While I didn’t know Chester Bennington’s music all that well, it was still extremely saddening to hear that he committed suicide. He left behind family, including his six kids. He left behind fame, for all the music he made. And while I don’t know his financial situation, maybe he left behind some fortune as well. Just thinking about all that he left behind makes me really upset.
In response to his suicide, many of us have called him selfish. Some of us, like me at times in the past, thought that people like Bennington would automatically go to hell because, through killing himself, he automatically violated the commandment which says that “thou shall not kill.” And others of us may just shake our heads and ask this: “What would lead him to do such a horrible act against himself?”
The problem with all of these types of responses is that they show a lack of sensitivity to just how difficult depression is. These responses do not consider the fact that, in the minds of some with suicidal depression, this earth would be better without them and that the least selfish thing to do is to take one’s own life. These responses do not consider the fact that for some people with suicidal depression, taking one’s own life is a way to ease oneself of pain on this earth. People with deep, even suicidal, levels of depression grapple with these sorts of emotions.

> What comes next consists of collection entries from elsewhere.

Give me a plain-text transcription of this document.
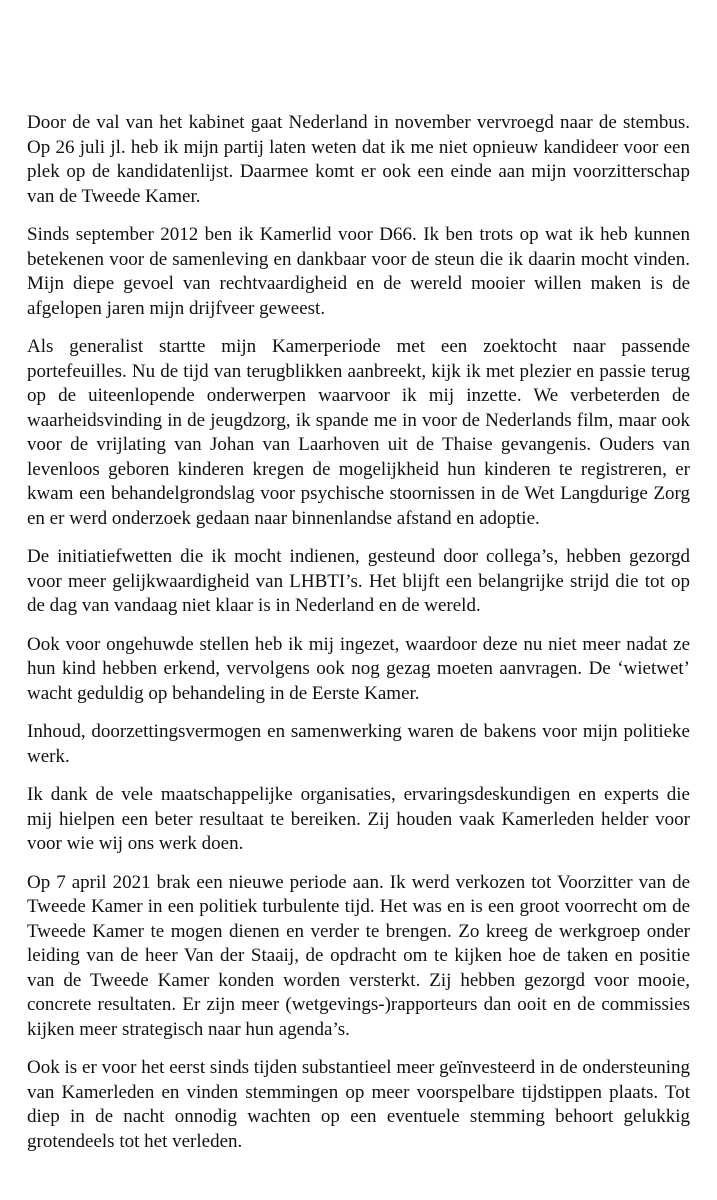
Door de val van het kabinet gaat Nederland in november vervroegd naar de stembus. Op 26 juli jl. heb ik mijn partij laten weten dat ik me niet opnieuw kandideer voor een plek op de kandidatenlijst. Daarmee komt er ook een einde aan mijn voorzitterschap van de Tweede Kamer.

Sinds september 2012 ben ik Kamerlid voor D66. Ik ben trots op wat ik heb kunnen betekenen voor de samenleving en dankbaar voor de steun die ik daarin mocht vinden. Mijn diepe gevoel van rechtvaardigheid en de wereld mooier willen maken is de afgelopen jaren mijn drijfveer geweest.

Als generalist startte mijn Kamerperiode met een zoektocht naar passende portefeuilles. Nu de tijd van terugblikken aanbreekt, kijk ik met plezier en passie terug op de uiteenlopende onderwerpen waarvoor ik mij inzette. We verbeterden de waarheidsvinding in de jeugdzorg, ik spande me in voor de Nederlands film, maar ook voor de vrijlating van Johan van Laarhoven uit de Thaise gevangenis. Ouders van levenloos geboren kinderen kregen de mogelijkheid hun kinderen te registreren, er kwam een behandelgrondslag voor psychische stoornissen in de Wet Langdurige Zorg en er werd onderzoek gedaan naar binnenlandse afstand en adoptie.

De initiatiefwetten die ik mocht indienen, gesteund door collega’s, hebben gezorgd voor meer gelijkwaardigheid van LHBTI’s. Het blijft een belangrijke strijd die tot op de dag van vandaag niet klaar is in Nederland en de wereld.

Ook voor ongehuwde stellen heb ik mij ingezet, waardoor deze nu niet meer nadat ze hun kind hebben erkend, vervolgens ook nog gezag moeten aanvragen. De ‘wietwet’ wacht geduldig op behandeling in de Eerste Kamer.

Inhoud, doorzettingsvermogen en samenwerking waren de bakens voor mijn politieke werk.

Ik dank de vele maatschappelijke organisaties, ervaringsdeskundigen en experts die mij hielpen een beter resultaat te bereiken. Zij houden vaak Kamerleden helder voor voor wie wij ons werk doen.

Op 7 april 2021 brak een nieuwe periode aan. Ik werd verkozen tot Voorzitter van de Tweede Kamer in een politiek turbulente tijd. Het was en is een groot voorrecht om de Tweede Kamer te mogen dienen en verder te brengen. Zo kreeg de werkgroep onder leiding van de heer Van der Staaij, de opdracht om te kijken hoe de taken en positie van de Tweede Kamer konden worden versterkt. Zij hebben gezorgd voor mooie, concrete resultaten. Er zijn meer (wetgevings-)rapporteurs dan ooit en de commissies kijken meer strategisch naar hun agenda’s.

Ook is er voor het eerst sinds tijden substantieel meer geïnvesteerd in de ondersteuning van Kamerleden en vinden stemmingen op meer voorspelbare tijdstippen plaats. Tot diep in de nacht onnodig wachten op een eventuele stemming behoort gelukkig grotendeels tot het verleden.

These emotions, while crazy to people who don’t struggle with depression, is a reality for some people with deep levels of depression.
Our society needs to stop demonizing the fact that this deep, even suicidal, level of depression is the reality for some people. Demonization will take us nowhere.
Instead, the existence of suicidal thoughts and actions should instead be a call to help. Namely, a call to help others if you have a family member or friend going through suicidal thoughts, and a call to help yourself if you are going through suicidal thoughts yourself.
That call to help might differ from person to person, from situation to situation. Sometimes, a person needs to be reminded that he or she is loved and valued. Sometimes, you or a loved one needs a therapist. And sometimes, someone needs to just call the National Suicide Hotline (provided below).
By answering that call to help, you may save the life of a family member, a friend, or yourself.
Life can be difficult sometimes. It really can. But we are all in this life together, and I hope we can lift each other up enough to prevent future Chester Bennington-like situations.
National Suicide Hotline for the United States: 1-800-273-8255
Author’s Note: I wrote this blog piece in the last few days as a response to Bennington’s death. As a result, while I always edit my posts, this particular post might have grammar mistakes since I wrote this at the last minute. I apologize in advance for those mistakes.